You are afraid that one day robots will come and take away your job, right? Think again. Robots ain’t coming. Robots are here already. And guess what: they are not taking away your job. More to the contrary: while they are not replacing you but complementing you, more jobs are being created for people like you (and me and everybody else).
At least that is what the automation processes implemented at Amazon show us: when it started adding robots to the warehouse workflow, Amazon had about 80,000 warehouse employees in the United States. Today, it has 125,000 warehouse team members and is hiring fast. At the beginning of the year, the company announced it would hire 100,000 more team members across its 70 fulfillment centers, and it’s looking for a new second headquarters.
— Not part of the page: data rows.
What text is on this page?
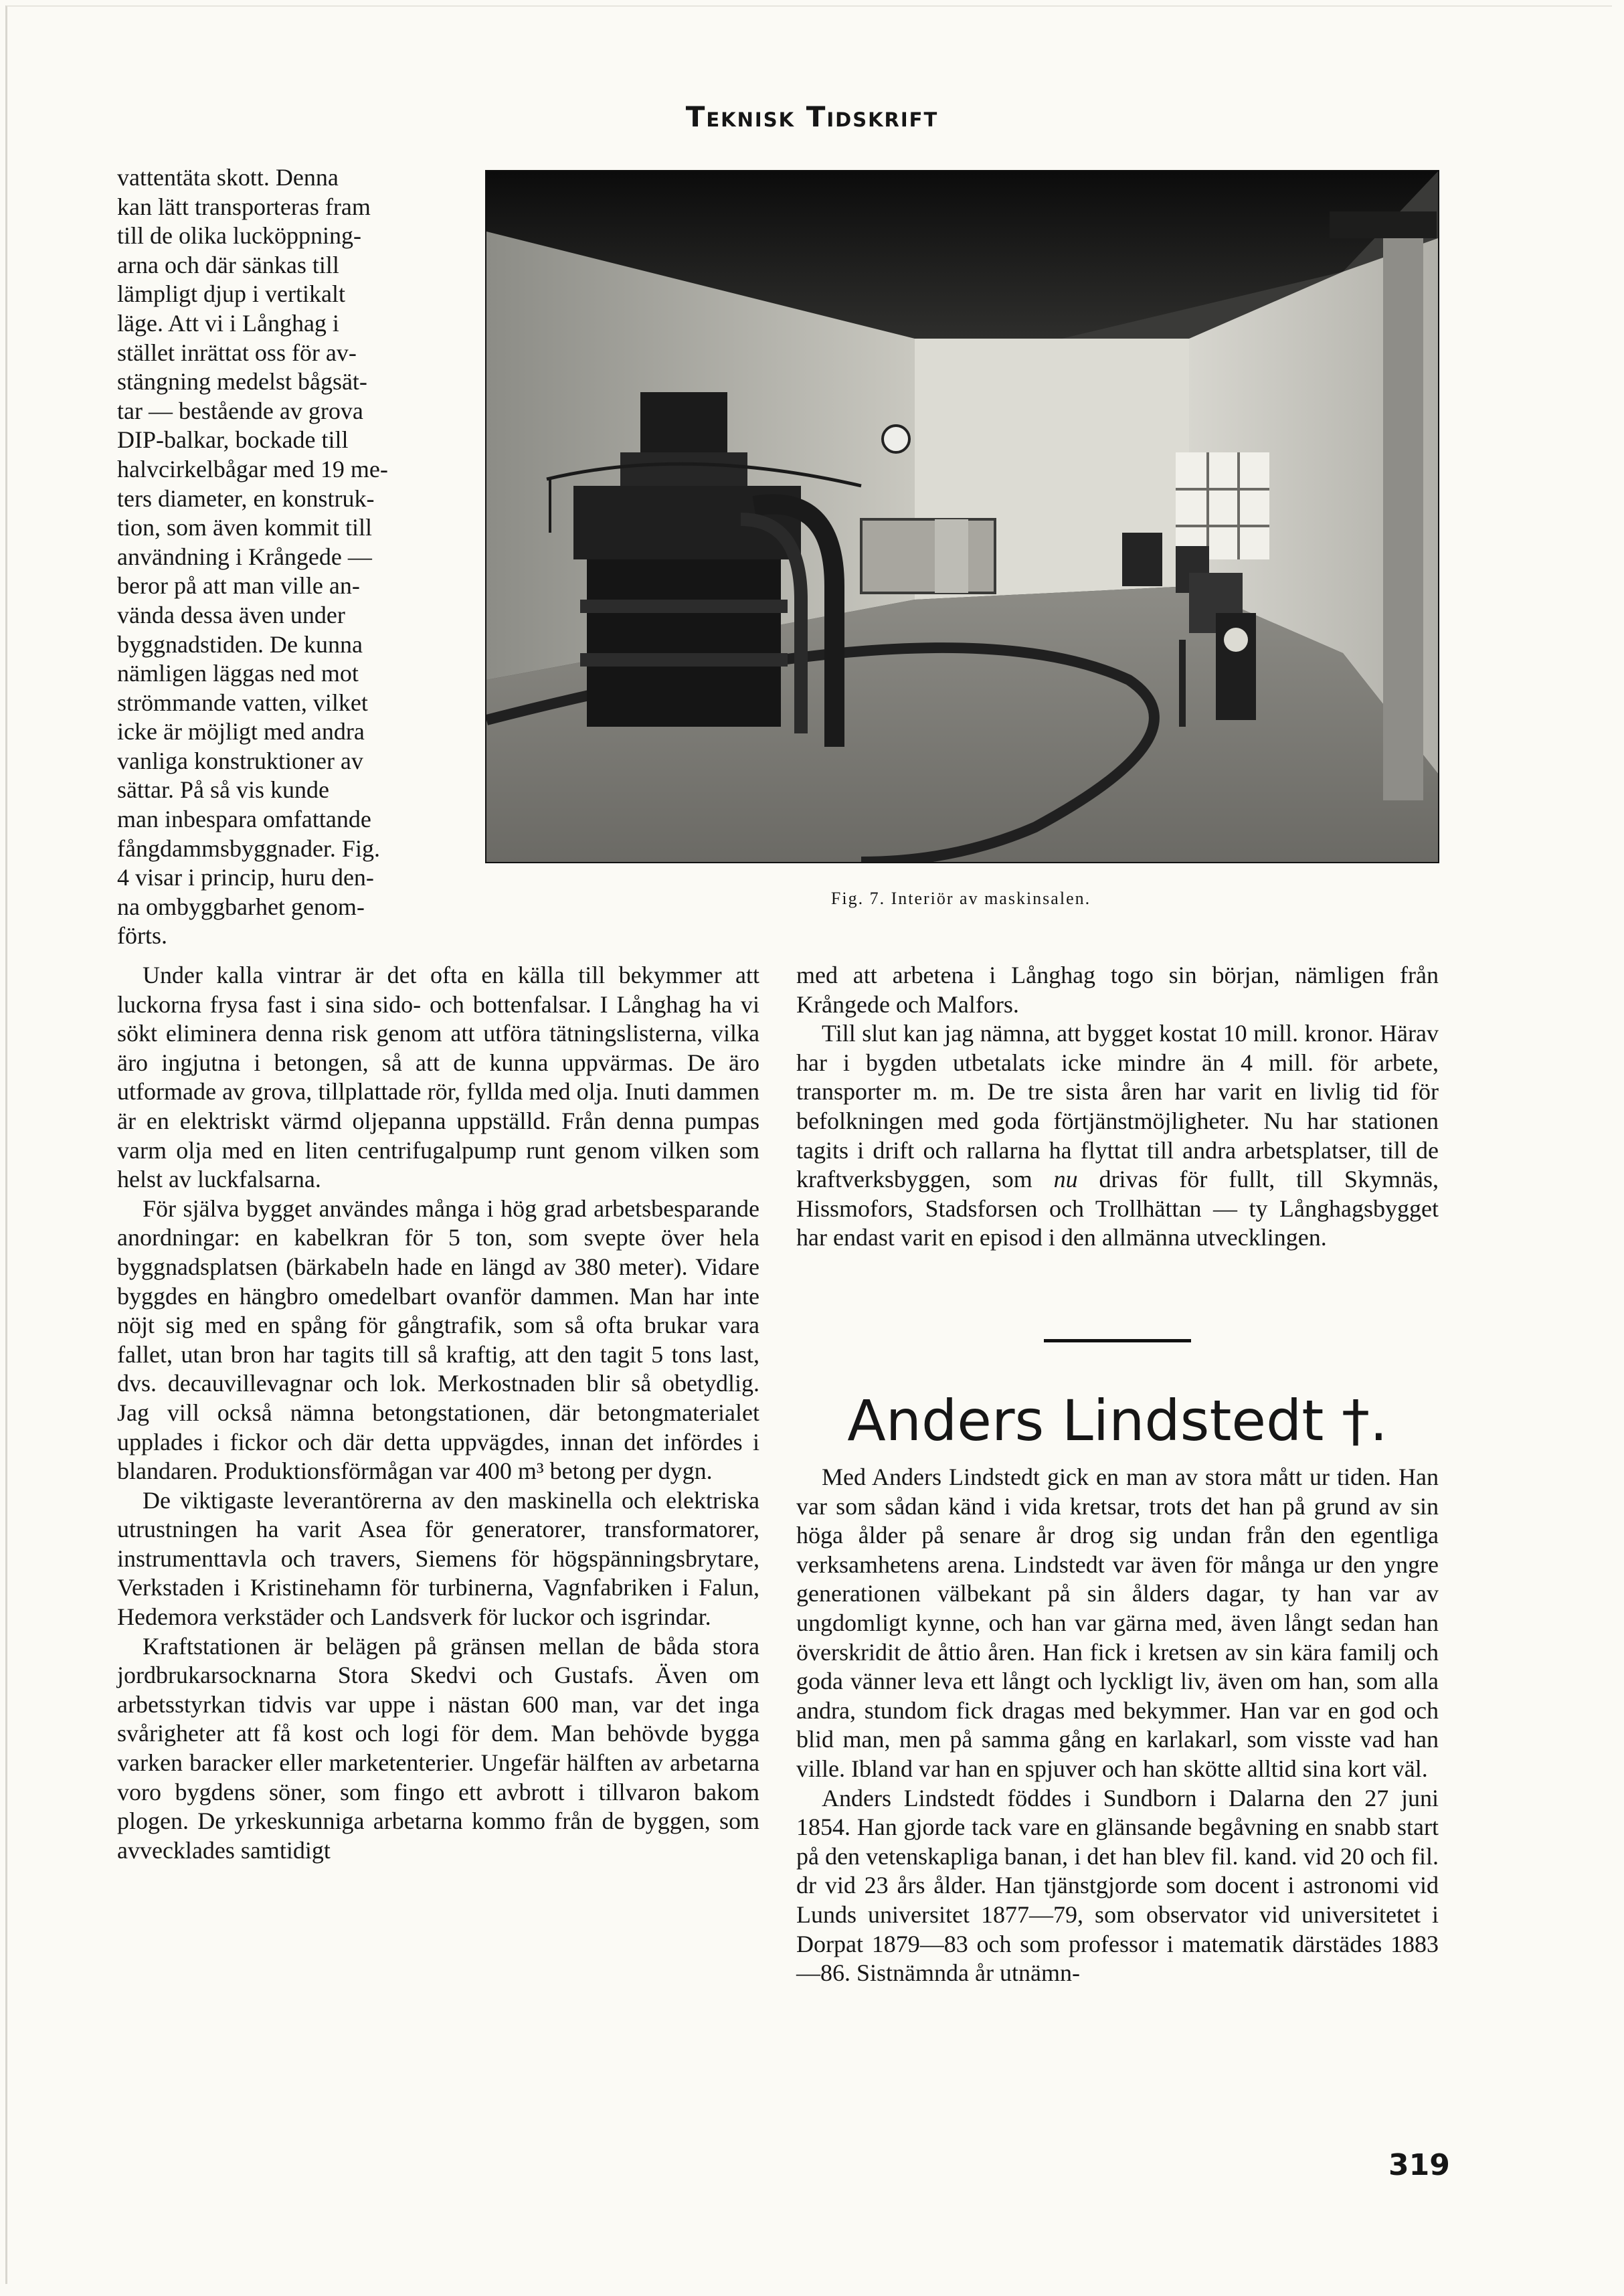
Teknisk Tidskrift
vattentäta skott. Denna
kan lätt transporteras fram
till de olika lucköppning-
arna och där sänkas till
lämpligt djup i vertikalt
läge. Att vi i Långhag i
stället inrättat oss för av-
stängning medelst bågsät-
tar — bestående av grova
DIP-balkar, bockade till
halvcirkelbågar med 19 me-
ters diameter, en konstruk-
tion, som även kommit till
användning i Krångede —
beror på att man ville an-
vända dessa även under
byggnadstiden. De kunna
nämligen läggas ned mot
strömmande vatten, vilket
icke är möjligt med andra
vanliga konstruktioner av
sättar. På så vis kunde
man inbespara omfattande
fångdammsbyggnader. Fig.
4 visar i princip, huru den-
na ombyggbarhet genom-
förts.
Fig. 7. Interiör av maskinsalen.

Under kalla vintrar är det ofta en källa till bekymmer att luckorna frysa fast i sina sido- och bottenfalsar. I Långhag ha vi sökt eliminera denna risk genom att utföra tätningslisterna, vilka äro ingjutna i betongen, så att de kunna uppvärmas. De äro utformade av grova, tillplattade rör, fyllda med olja. Inuti dammen är en elektriskt värmd oljepanna uppställd. Från denna pumpas varm olja med en liten centrifugalpump runt genom vilken som helst av luckfalsarna.

För själva bygget användes många i hög grad arbetsbesparande anordningar: en kabelkran för 5 ton, som svepte över hela byggnadsplatsen (bärkabeln hade en längd av 380 meter). Vidare byggdes en hängbro omedelbart ovanför dammen. Man har inte nöjt sig med en spång för gångtrafik, som så ofta brukar vara fallet, utan bron har tagits till så kraftig, att den tagit 5 tons last, dvs. decauvillevagnar och lok. Merkostnaden blir så obetydlig. Jag vill också nämna betongstationen, där betongmaterialet upplades i fickor och där detta uppvägdes, innan det infördes i blandaren. Produktionsförmågan var 400 m³ betong per dygn.

De viktigaste leverantörerna av den maskinella och elektriska utrustningen ha varit Asea för generatorer, transformatorer, instrumenttavla och travers, Siemens för högspänningsbrytare, Verkstaden i Kristinehamn för turbinerna, Vagnfabriken i Falun, Hedemora verkstäder och Landsverk för luckor och isgrindar.

Kraftstationen är belägen på gränsen mellan de båda stora jordbrukarsocknarna Stora Skedvi och Gustafs. Även om arbetsstyrkan tidvis var uppe i nästan 600 man, var det inga svårigheter att få kost och logi för dem. Man behövde bygga varken baracker eller marketenterier. Ungefär hälften av arbetarna voro bygdens söner, som fingo ett avbrott i tillvaron bakom plogen. De yrkeskunniga arbetarna kommo från de byggen, som avvecklades samtidigt

med att arbetena i Långhag togo sin början, nämligen från Krångede och Malfors.

Till slut kan jag nämna, att bygget kostat 10 mill. kronor. Härav har i bygden utbetalats icke mindre än 4 mill. för arbete, transporter m. m. De tre sista åren har varit en livlig tid för befolkningen med goda förtjänstmöjligheter. Nu har stationen tagits i drift och rallarna ha flyttat till andra arbetsplatser, till de kraftverksbyggen, som nu drivas för fullt, till Skymnäs, Hissmofors, Stadsforsen och Trollhättan — ty Långhagsbygget har endast varit en episod i den allmänna utvecklingen.

Anders Lindstedt †.

Med Anders Lindstedt gick en man av stora mått ur tiden. Han var som sådan känd i vida kretsar, trots det han på grund av sin höga ålder på senare år drog sig undan från den egentliga verksamhetens arena. Lindstedt var även för många ur den yngre generationen välbekant på sin ålders dagar, ty han var av ungdomligt kynne, och han var gärna med, även långt sedan han överskridit de åttio åren. Han fick i kretsen av sin kära familj och goda vänner leva ett långt och lyckligt liv, även om han, som alla andra, stundom fick dragas med bekymmer. Han var en god och blid man, men på samma gång en karlakarl, som visste vad han ville. Ibland var han en spjuver och han skötte alltid sina kort väl.

Anders Lindstedt föddes i Sundborn i Dalarna den 27 juni 1854. Han gjorde tack vare en glänsande begåvning en snabb start på den vetenskapliga banan, i det han blev fil. kand. vid 20 och fil. dr vid 23 års ålder. Han tjänstgjorde som docent i astronomi vid Lunds universitet 1877—79, som observator vid universitetet i Dorpat 1879—83 och som professor i matematik därstädes 1883—86. Sistnämnda år utnämn-

319
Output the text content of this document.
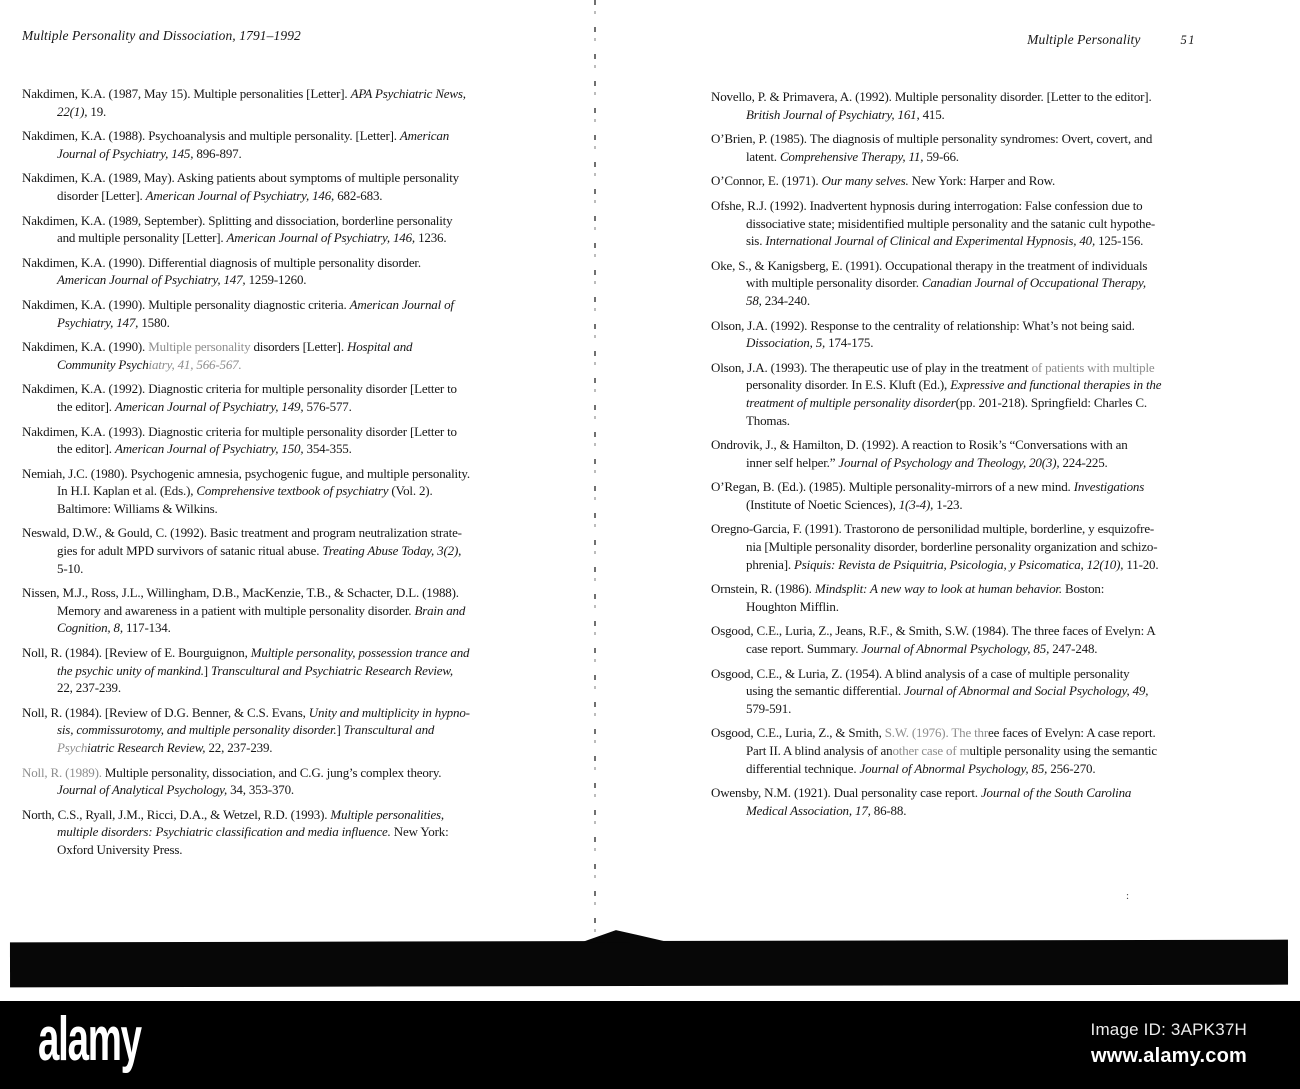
Multiple Personality and Dissociation, 1791–1992	Multiple Personality	51
Nakdimen, K.A. (1987, May 15). Multiple personalities [Letter]. APA Psychiatric News,
22(1), 19.
Nakdimen, K.A. (1988). Psychoanalysis and multiple personality. [Letter]. American
Journal of Psychiatry, 145, 896-897.
Nakdimen, K.A. (1989, May). Asking patients about symptoms of multiple personality
disorder [Letter]. American Journal of Psychiatry, 146, 682-683.
Nakdimen, K.A. (1989, September). Splitting and dissociation, borderline personality
and multiple personality [Letter]. American Journal of Psychiatry, 146, 1236.
Nakdimen, K.A. (1990). Differential diagnosis of multiple personality disorder.
American Journal of Psychiatry, 147, 1259-1260.
Nakdimen, K.A. (1990). Multiple personality diagnostic criteria. American Journal of
Psychiatry, 147, 1580.
Nakdimen, K.A. (1990). Multiple personality disorders [Letter]. Hospital and
Community Psychiatry, 41, 566-567.
Nakdimen, K.A. (1992). Diagnostic criteria for multiple personality disorder [Letter to
the editor]. American Journal of Psychiatry, 149, 576-577.
Nakdimen, K.A. (1993). Diagnostic criteria for multiple personality disorder [Letter to
the editor]. American Journal of Psychiatry, 150, 354-355.
Nemiah, J.C. (1980). Psychogenic amnesia, psychogenic fugue, and multiple personality.
In H.I. Kaplan et al. (Eds.), Comprehensive textbook of psychiatry (Vol. 2).
Baltimore: Williams & Wilkins.
Neswald, D.W., & Gould, C. (1992). Basic treatment and program neutralization strate-
gies for adult MPD survivors of satanic ritual abuse. Treating Abuse Today, 3(2),
5-10.
Nissen, M.J., Ross, J.L., Willingham, D.B., MacKenzie, T.B., & Schacter, D.L. (1988).
Memory and awareness in a patient with multiple personality disorder. Brain and
Cognition, 8, 117-134.
Noll, R. (1984). [Review of E. Bourguignon, Multiple personality, possession trance and
the psychic unity of mankind.] Transcultural and Psychiatric Research Review,
22, 237-239.
Noll, R. (1984). [Review of D.G. Benner, & C.S. Evans, Unity and multiplicity in hypno-
sis, commissurotomy, and multiple personality disorder.] Transcultural and
Psychiatric Research Review, 22, 237-239.
Noll, R. (1989). Multiple personality, dissociation, and C.G. jung’s complex theory.
Journal of Analytical Psychology, 34, 353-370.
North, C.S., Ryall, J.M., Ricci, D.A., & Wetzel, R.D. (1993). Multiple personalities,
multiple disorders: Psychiatric classification and media influence. New York:
Oxford University Press.
Novello, P. & Primavera, A. (1992). Multiple personality disorder. [Letter to the editor].
British Journal of Psychiatry, 161, 415.
O’Brien, P. (1985). The diagnosis of multiple personality syndromes: Overt, covert, and
latent. Comprehensive Therapy, 11, 59-66.
O’Connor, E. (1971). Our many selves. New York: Harper and Row.
Ofshe, R.J. (1992). Inadvertent hypnosis during interrogation: False confession due to
dissociative state; misidentified multiple personality and the satanic cult hypothe-
sis. International Journal of Clinical and Experimental Hypnosis, 40, 125-156.
Oke, S., & Kanigsberg, E. (1991). Occupational therapy in the treatment of individuals
with multiple personality disorder. Canadian Journal of Occupational Therapy,
58, 234-240.
Olson, J.A. (1992). Response to the centrality of relationship: What’s not being said.
Dissociation, 5, 174-175.
Olson, J.A. (1993). The therapeutic use of play in the treatment of patients with multiple
personality disorder. In E.S. Kluft (Ed.), Expressive and functional therapies in the
treatment of multiple personality disorder(pp. 201-218). Springfield: Charles C.
Thomas.
Ondrovik, J., & Hamilton, D. (1992). A reaction to Rosik’s “Conversations with an
inner self helper.” Journal of Psychology and Theology, 20(3), 224-225.
O’Regan, B. (Ed.). (1985). Multiple personality-mirrors of a new mind. Investigations
(Institute of Noetic Sciences), 1(3-4), 1-23.
Oregno-Garcia, F. (1991). Trastorono de personilidad multiple, borderline, y esquizofre-
nia [Multiple personality disorder, borderline personality organization and schizo-
phrenia]. Psiquis: Revista de Psiquitria, Psicologia, y Psicomatica, 12(10), 11-20.
Ornstein, R. (1986). Mindsplit: A new way to look at human behavior. Boston:
Houghton Mifflin.
Osgood, C.E., Luria, Z., Jeans, R.F., & Smith, S.W. (1984). The three faces of Evelyn: A
case report. Summary. Journal of Abnormal Psychology, 85, 247-248.
Osgood, C.E., & Luria, Z. (1954). A blind analysis of a case of multiple personality
using the semantic differential. Journal of Abnormal and Social Psychology, 49,
579-591.
Osgood, C.E., Luria, Z., & Smith, S.W. (1976). The three faces of Evelyn: A case report.
Part II. A blind analysis of another case of multiple personality using the semantic
differential technique. Journal of Abnormal Psychology, 85, 256-270.
Owensby, N.M. (1921). Dual personality case report. Journal of the South Carolina
Medical Association, 17, 86-88.
:
alamy	Image ID: 3APK37H
www.alamy.com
So, what happens with people’s jobs? They change: instead of doing the tedious and physically taxing work that fulfillment centers demand, workers are now babysitting robots. Well, that and complementing each other -in a way that almost resembles a well-practiced choreography, as can be seen in this New York Times video:
Of course, that requires re-training the workforce, in this case from warehouse bin packers and palletizers to robot operators. But, as I already wrote about, that is the sign of the times: learn, unlearn, relearn is the mantra of the 21st century worker, needed to adapt to an ever-changing labor market, even within the same company.
Which is not easy, but that is made easier when companies (such as Amazon, to continue with the example) set up training programs where they only ask the employee to pay 5 percent of the cost, while they pay 95 percent of tuition to learn professional careers like computer-aided design, nursing, and even aircraft mechanics.
That is what I call a future-proof company: they are not only preparing their workforce so that they can be replaced by robots (which is inevitable and desirable in many positions), they are preparing them for better-paying jobs. A win-win situation. One where -funny as it may sound- the company is putting their staff first, while bringing more robots on board.
All this doesn’t mean that (some) jobs will not be lost to robots and automation. They will. They are. But they will most likely be physical jobs like repetitive food service, retail, waste service, and cleaning services. Yes, the kinds of jobs that should be lost to robots and automation -so that we, humans, can do the jobs that add value, that are meaningful and fulfilling, that pay well.
That may require that we train, and re-train, and train some more. But that would happen anyway, with or without robots. So why not take advantage of them and let them do the jobs we don’t want to do anyway? I, for one, would be more than happy to have robots do all the stuff I don’t want to do. How about you?